= Droids (play-by-mail game) =

Play-by-mail game

Droids is a play-by-mail game published by NoGate Consulting.

==Gameplay==
Droids is an e-mail-based play-by-mail game of robotic warfare designed for IBM-compatible computers. Set on an 80×80 hexagonal grid, the game challenges players to construct, maneuver, and outfit combat robots produced at player-controlled factories. Victory is achieved either by eliminating opponents' mainframes or by reaching a robot production cost double that of the nearest rival. Players receive turn updates via e-mail and respond by issuing commands through an interface that resembles a single-player computer game. Robot movements, factory operations, and module outfitting—such as weapons, shields, sensors, and power supplies—are handled locally. Turn data is then transmitted by modem using standard email services or NoGate's own BBS, with disk mailing as a slower alternative.

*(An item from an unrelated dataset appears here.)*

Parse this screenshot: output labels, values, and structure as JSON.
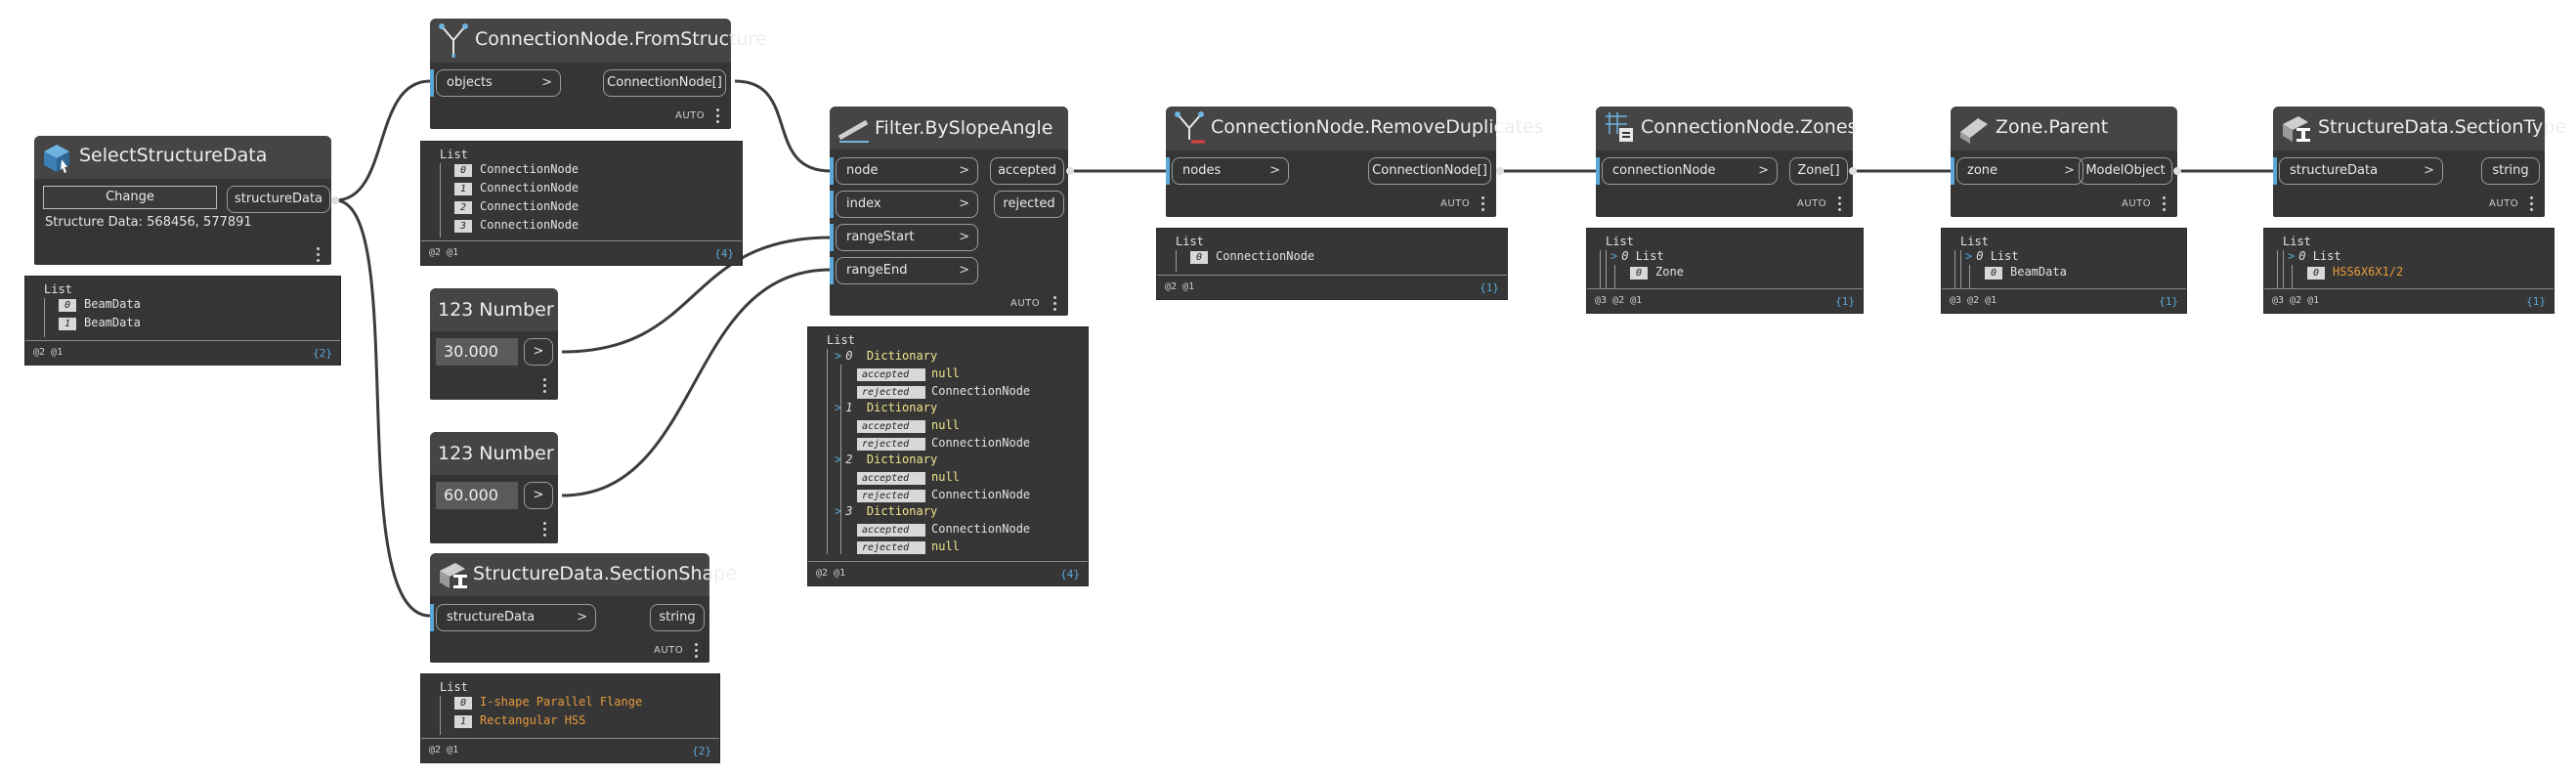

Players engage in strategic droid construction and must make careful decisions about armament, defense, power systems, and sensor range, knowing that superior customization could make the difference between striking first or being blindsided by a distant foe.

==Reception==
Stewart Wieck reviewed Droids in White Wolf #21 (June/July 1990), rating it a 2 out of 5 and stated that "While building your droids is a lot of fun, I found that there was very little else to this game."